Following the cyclone’s Amphan’s landfall in West Bengal on Wednesday afternoon, Chief Minister Mamata Banerjee along with Chief Secretary Rajiva Sinha monitor the situation from the Emergency Operation Centre at the state secretariat, Nabanna.

The CM has already ordered the officials of the affected districts to assess the cyclone-inflicted damage. She also kept in constant touch with the DMs, sources said.

The Bengal government has also formed rapid response teams to ensure that tigers from Sundarbans in South 24 Parganas district do not stray into nearby human settlements after the landfall.

A senior official of state secretariat said, “With the ongoing crisis due to the Covid-19 situation, relief operation and restoration work will become very difficult. So, the Chief Minister is worried and wants to start relief work as early as possible.”

The Met department issued an “orange message” for West Bengal, warning of extensive damage in Kolkata, Hooghly, Howrah, South and North 24 Parganas and East Midnapore districts.

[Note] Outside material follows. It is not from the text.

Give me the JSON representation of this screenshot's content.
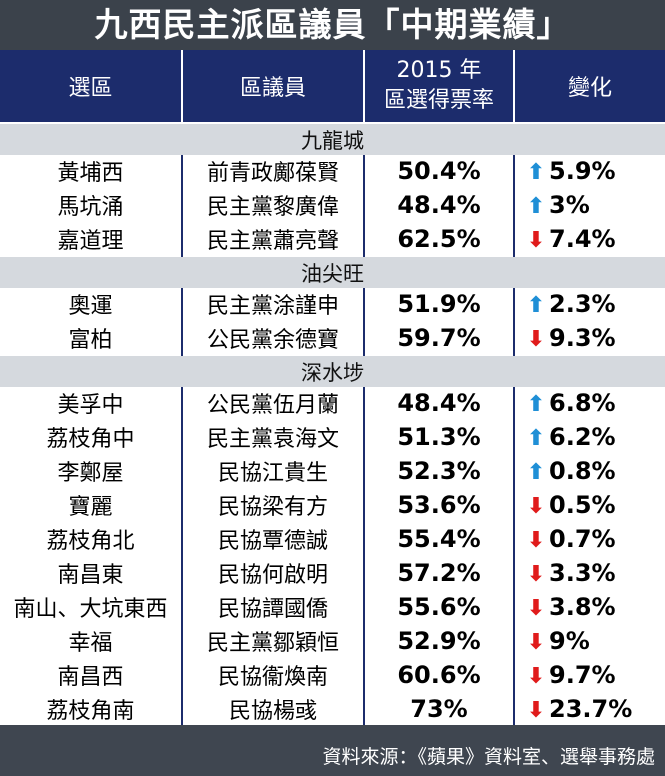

Meanwhile, a close watch is being kept, National Disaster Response Force (NDRF) Director General S N Pradhan said on Wednesday.

He said all 20 teams present in Odisha have been deployed, leaving none in reserve, while in West Bengal 19 teams have been deployed, while two have been kept in reserve.

The full extent of the casualties and damage to property in Bangladesh would only be known once communications were restored, officials said, but at least eight people died in Bangladesh, according to The Jakarta Post.